In the six and a half years that elapsed between the groundbreaking ceremony of April, 1967 and Keowee / Toxaway’s formal dedication of October 1973, unbelievable activity took place. Central to the plan was the construction of three dams. Two of these were required to impound water that would become Lake Keowee, a body of water with a surface area of 18,400 acres at full pond and boasting a 300 mile shoreline. Of both acreage and shoreline, an estimated 75% lies within Oconee County. Elevation is 800 feet above sea level, 140 feet above neighboring Lake Hartwell.

Keowee Dam was constructed on Keowee River, near Old Pickens, just above Lake Hartwell’s full pond. The Newry Dam was constructed on Little River, near Newry, again just beyond Hartwell’s reach. Natural topography provided a situation where each of the dams created its own lake, a situation that was resolved by the construction of a connecting canal, located in the general vicinity of the Keowee Dam.

During these construction years, all ‘soon to be submerged’ basins, were cleared. Wells were filled in, obstructions smoothed out, timber as well as brush totally cleared out or burned, cemeteries relocated, buildings moved or destroyed etc.

Jocassee Dam was constructed on the Keowee River, about 13.5 miles along the thread of the old riverbed, upstream from the Keowee Dam. Lake Jocassee resulted; a paradise with 7,500 acres of surface water and elevation of 1100 feet above sea level, of which, well over half are in Oconee.

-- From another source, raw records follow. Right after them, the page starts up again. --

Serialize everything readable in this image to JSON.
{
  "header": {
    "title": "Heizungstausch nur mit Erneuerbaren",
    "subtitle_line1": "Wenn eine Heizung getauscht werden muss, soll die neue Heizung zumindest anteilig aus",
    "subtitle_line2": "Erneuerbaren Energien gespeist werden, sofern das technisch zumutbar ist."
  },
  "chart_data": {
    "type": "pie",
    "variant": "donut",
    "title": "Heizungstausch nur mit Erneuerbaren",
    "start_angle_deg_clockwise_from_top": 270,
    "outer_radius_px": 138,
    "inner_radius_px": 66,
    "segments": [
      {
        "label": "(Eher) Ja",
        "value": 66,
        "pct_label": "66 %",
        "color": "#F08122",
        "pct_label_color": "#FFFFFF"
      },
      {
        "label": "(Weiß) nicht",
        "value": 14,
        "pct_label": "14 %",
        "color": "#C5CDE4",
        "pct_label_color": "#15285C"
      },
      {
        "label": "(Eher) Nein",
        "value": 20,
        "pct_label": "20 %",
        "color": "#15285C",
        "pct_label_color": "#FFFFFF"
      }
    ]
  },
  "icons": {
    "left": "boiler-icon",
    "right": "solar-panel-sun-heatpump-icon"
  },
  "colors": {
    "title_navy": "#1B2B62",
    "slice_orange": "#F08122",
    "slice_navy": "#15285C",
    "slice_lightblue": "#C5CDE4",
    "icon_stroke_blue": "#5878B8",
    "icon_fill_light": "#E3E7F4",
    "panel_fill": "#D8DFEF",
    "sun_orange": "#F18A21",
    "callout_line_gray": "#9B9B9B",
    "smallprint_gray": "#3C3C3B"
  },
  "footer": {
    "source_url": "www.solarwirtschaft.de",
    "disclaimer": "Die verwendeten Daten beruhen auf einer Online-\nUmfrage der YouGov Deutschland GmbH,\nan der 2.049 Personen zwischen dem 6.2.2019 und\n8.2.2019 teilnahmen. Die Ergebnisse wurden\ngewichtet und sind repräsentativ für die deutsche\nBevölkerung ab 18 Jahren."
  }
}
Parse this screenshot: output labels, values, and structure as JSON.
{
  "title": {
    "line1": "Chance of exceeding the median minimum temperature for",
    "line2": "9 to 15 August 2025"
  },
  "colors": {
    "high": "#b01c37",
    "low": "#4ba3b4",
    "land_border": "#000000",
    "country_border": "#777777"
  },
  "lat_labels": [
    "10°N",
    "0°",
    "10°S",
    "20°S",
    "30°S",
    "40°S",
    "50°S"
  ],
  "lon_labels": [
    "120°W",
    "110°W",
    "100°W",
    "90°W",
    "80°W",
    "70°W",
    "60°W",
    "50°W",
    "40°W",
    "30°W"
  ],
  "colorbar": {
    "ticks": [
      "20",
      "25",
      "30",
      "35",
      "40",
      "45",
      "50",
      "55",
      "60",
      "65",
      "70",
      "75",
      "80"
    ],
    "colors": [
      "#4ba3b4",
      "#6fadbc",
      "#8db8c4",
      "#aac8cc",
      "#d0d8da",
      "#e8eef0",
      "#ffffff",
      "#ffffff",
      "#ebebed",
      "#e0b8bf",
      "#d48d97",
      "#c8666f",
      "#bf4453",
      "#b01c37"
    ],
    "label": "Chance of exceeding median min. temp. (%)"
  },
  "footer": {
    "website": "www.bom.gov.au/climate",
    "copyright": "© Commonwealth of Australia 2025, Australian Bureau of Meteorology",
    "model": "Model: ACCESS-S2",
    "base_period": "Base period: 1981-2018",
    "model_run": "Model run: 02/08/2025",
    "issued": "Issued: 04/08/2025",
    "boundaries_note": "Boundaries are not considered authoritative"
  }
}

Keowee’s Hydro Station, three silo type buildings housing Babcock & Wilcox nuclear reactors and various lessor construction took place at the Keowee Dam site. Jocassee’s Pumped Storage Station, including two 33.5 foot diameter, concrete lined tunnels, completed the Jocassee site.

The project, by its 1973 dedication, was well on its way to becoming the world’s largest operating nuclear power plant, an achievement that would be reached a year later.

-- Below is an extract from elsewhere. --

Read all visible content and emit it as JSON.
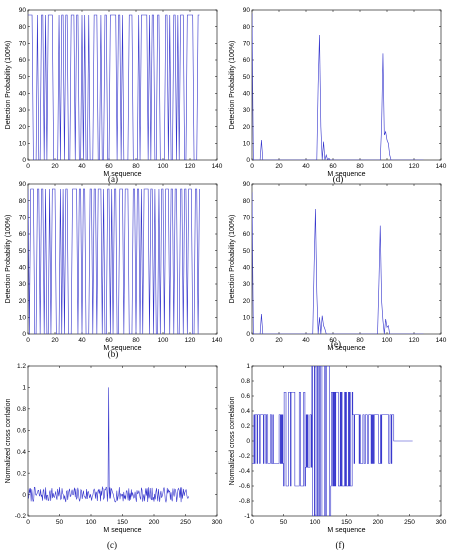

Bad Creek Pumped Storage Project

Duke Power’s Bad Creek Hydroelectric Station is located about eight miles north of Salem, just above the backwaters of Lake Jocassee. While it is the Company’s 27th hydrolectric station, it is the largest on the Duke system. It is also only their second pumped-storage hydro facility. Construction of the dam and hydroelectric station began in 1982, and while not originally a part of the Keowee/Toxaway Project, it’s role as one of two pumped-storage facilities fills a vital role in the overall project. The hydro station, or power house, is a marvel. Constructed inside a mountain, the station generates power as water is released from the upper storage reservoir, Bad Creek, through the station, and discharged into the lower lake, Jocassee. This is accomplished by the use of an underground tunnel, thirty feet in diameter and three-quarters of a mile long.

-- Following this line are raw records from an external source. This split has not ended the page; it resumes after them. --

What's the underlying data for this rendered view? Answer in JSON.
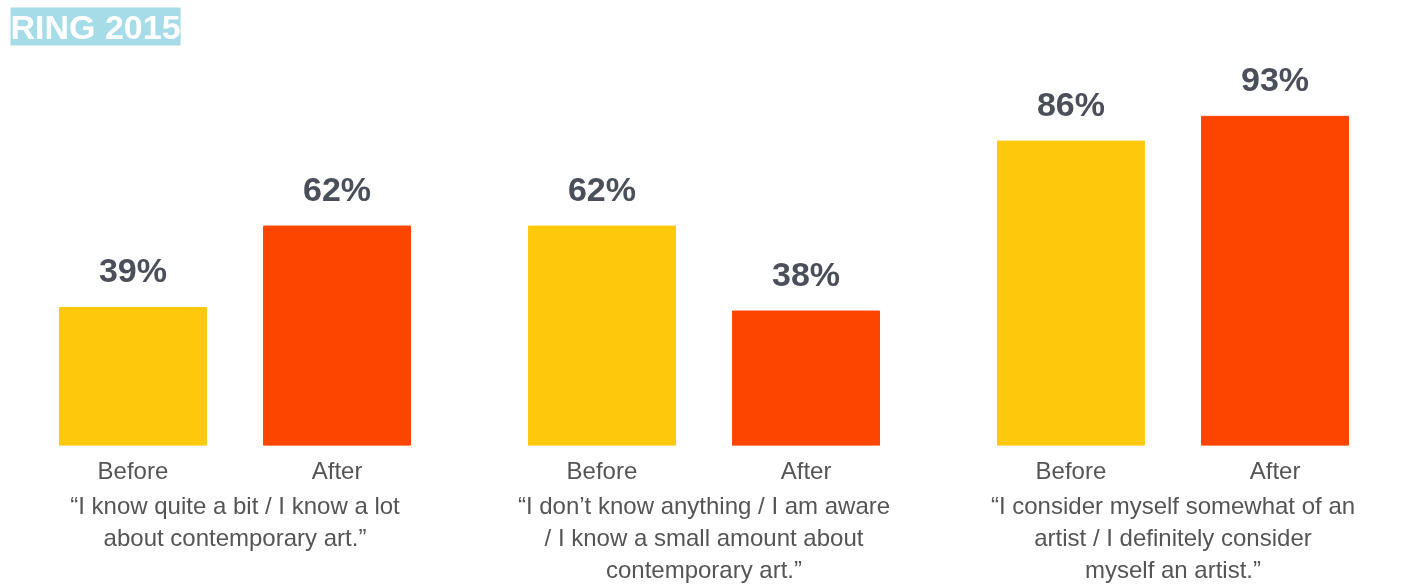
{
  "chart_data": [
    {
      "type": "bar",
      "title": "RING 2015",
      "categories": [
        "Before",
        "After"
      ],
      "values": [
        39,
        62
      ],
      "colors": [
        "#fec90b",
        "#fe4500"
      ],
      "value_labels": [
        "39%",
        "62%"
      ],
      "xlabel": "“I know quite a bit / I know a lot about contemporary art.”",
      "tick_labels": "x"
    },
    {
      "type": "bar",
      "categories": [
        "Before",
        "After"
      ],
      "values": [
        62,
        38
      ],
      "colors": [
        "#fec90b",
        "#fe4500"
      ],
      "value_labels": [
        "62%",
        "38%"
      ],
      "xlabel": "“I don’t know anything / I am aware / I know a small amount about contemporary art.”",
      "tick_labels": "x"
    },
    {
      "type": "bar",
      "categories": [
        "Before",
        "After"
      ],
      "values": [
        86,
        93
      ],
      "colors": [
        "#fec90b",
        "#fe4500"
      ],
      "value_labels": [
        "86%",
        "93%"
      ],
      "xlabel": "“I consider myself somewhat of an artist / I definitely consider myself an artist.”",
      "tick_labels": "x"
    }
  ]
}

During off-peek hours, when demand for power is low, water is pumped from the lower reservoir back to the upper reservoir for storage and future electrical generation, hence the term ‘pump storage’. Pumped-storage-generation, albeit ingenious, was not a new concept at the time of construction. As early as 1916, Richard Pfaehler, a Prussian engineer recruited by James B. Duke, advocated a pumped-storage generating unit in what was later to become the Keowee-Toxaway Project. With Bad Creek at full pond and generating with all four units, power can be generated for twenty-four hours as the lake is drawn down 160 feet. Thirty-two hours would then be required to pump water from Jocassee back into Bad Creek, re-establishing full pond.

Due to dangers resulting from extreme fluctuations of water levels, Bad Creek is not accessible to the public, although viewing ‘vantage points’ have been established. Periodically, guided tours of the underground power plant have also been conducted.